Reach for the Skylon
Boots on the rebirth of the Skylon, congratulating David Adjaye and Hadid’s word on the Welsh
The skylon’s the limit
Jack Pringle, Angela Brady and John Assael are among those up in arms over the re-emergence of the Skylon in east London.
This Skylon, the work of Bellway Homes, is “a pretty ordinary building”, says Assael.
“The Skylon represents that amazing rebirth of British architecture after the war and it’s one of the few words that hasn’t been tainted by other people,” he fumes. “Bellway should be shown to be the insensitive philistines they are.”
Congratulations to David Adjaye, who has been hailed as the most influential black person in Britain by the annual PowerList.
Tanzanian-born Adjaye, who splits his time between London and New York, saw off Olympic gold medallist Mo Farah, shadow business secretary Chuka Umunna, and Archbishop of York John Sentamu, who were third, eighth and 10th respectively. Extraordinary.
Welcome in the hillsides?
Boots was interested to read Naomi Campbell’s interview with her architect Zaha Hadid in Germany’s Interview magazine — in which the latter revealed her love of Mad Men and the discomfort of British Airways’ new first-class seats.
But most revealing was what she had to say about the Welsh: “They can’t stand women.
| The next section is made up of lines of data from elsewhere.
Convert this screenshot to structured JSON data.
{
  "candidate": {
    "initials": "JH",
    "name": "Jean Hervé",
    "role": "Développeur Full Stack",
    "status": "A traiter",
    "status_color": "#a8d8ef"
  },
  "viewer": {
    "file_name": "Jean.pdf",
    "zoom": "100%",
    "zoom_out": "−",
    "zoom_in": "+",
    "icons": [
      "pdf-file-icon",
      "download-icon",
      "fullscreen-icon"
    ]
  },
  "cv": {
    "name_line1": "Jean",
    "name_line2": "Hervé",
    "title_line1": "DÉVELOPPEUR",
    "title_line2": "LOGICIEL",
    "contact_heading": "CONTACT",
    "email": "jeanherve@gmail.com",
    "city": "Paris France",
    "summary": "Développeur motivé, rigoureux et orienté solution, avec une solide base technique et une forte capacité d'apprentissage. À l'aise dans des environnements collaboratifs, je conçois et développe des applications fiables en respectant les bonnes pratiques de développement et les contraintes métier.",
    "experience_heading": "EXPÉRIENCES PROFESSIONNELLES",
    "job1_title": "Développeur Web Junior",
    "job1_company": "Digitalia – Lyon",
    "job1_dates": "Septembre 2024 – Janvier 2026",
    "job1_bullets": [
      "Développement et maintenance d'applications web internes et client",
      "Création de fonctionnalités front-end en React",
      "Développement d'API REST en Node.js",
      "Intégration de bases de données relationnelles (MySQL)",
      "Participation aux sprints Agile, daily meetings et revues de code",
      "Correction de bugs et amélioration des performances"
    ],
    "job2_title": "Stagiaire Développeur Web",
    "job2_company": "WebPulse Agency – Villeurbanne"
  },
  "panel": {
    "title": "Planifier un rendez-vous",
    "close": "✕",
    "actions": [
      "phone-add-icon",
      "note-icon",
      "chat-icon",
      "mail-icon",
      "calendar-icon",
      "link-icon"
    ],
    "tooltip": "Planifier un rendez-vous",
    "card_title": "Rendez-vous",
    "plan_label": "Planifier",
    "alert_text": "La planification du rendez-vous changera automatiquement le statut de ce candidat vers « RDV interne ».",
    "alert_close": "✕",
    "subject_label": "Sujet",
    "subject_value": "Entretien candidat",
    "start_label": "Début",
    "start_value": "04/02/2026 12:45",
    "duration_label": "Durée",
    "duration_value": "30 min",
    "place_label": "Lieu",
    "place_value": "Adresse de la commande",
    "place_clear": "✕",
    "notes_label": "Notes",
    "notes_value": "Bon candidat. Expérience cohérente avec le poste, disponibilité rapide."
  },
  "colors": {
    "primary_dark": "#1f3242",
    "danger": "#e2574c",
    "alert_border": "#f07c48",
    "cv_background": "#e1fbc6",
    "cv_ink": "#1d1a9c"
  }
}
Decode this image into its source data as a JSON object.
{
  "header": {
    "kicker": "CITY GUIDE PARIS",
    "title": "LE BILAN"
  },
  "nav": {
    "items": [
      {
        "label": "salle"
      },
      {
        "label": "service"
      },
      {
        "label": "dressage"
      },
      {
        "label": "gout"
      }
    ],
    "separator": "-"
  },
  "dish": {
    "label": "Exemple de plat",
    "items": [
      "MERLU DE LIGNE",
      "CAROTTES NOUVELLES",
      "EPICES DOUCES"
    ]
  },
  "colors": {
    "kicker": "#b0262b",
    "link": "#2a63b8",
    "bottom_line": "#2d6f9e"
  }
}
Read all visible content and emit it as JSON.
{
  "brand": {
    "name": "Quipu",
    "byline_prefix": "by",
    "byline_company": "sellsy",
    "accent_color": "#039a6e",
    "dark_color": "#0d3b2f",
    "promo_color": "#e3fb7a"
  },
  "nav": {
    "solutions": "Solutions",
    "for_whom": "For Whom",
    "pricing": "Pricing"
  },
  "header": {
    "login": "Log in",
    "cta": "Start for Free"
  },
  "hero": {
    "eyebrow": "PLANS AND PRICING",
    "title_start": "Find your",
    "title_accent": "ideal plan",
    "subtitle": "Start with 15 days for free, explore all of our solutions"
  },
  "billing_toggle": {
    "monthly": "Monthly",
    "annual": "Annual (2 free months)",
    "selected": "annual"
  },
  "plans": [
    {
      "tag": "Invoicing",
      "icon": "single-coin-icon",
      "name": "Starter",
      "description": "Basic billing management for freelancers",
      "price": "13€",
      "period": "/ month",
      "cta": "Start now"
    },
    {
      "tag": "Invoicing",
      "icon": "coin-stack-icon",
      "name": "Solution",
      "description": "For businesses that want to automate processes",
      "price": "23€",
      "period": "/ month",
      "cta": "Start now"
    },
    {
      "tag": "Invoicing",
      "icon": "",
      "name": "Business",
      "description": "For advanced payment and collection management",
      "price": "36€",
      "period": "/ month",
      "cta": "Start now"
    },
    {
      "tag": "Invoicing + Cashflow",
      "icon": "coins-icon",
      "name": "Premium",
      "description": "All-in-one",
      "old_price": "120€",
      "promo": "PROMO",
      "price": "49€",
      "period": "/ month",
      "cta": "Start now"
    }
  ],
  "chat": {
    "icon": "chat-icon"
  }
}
They have some sort of a brotherhood with limited admission.” As they say in the sisterhood, right on.
Lost in translation
Studio Egret West is celebrating its eighth birthday in style, Boots hears, with an event at the Chelsea Arts Club.
However, Boots was puzzled by the French-themed dress code, including “a bowtie, a string of onions, a beret and a French maid’s outfit”. This was in honour of the 125th anniversary of Le Corbusier’s birth. Except that Le Corbusier was Swiss.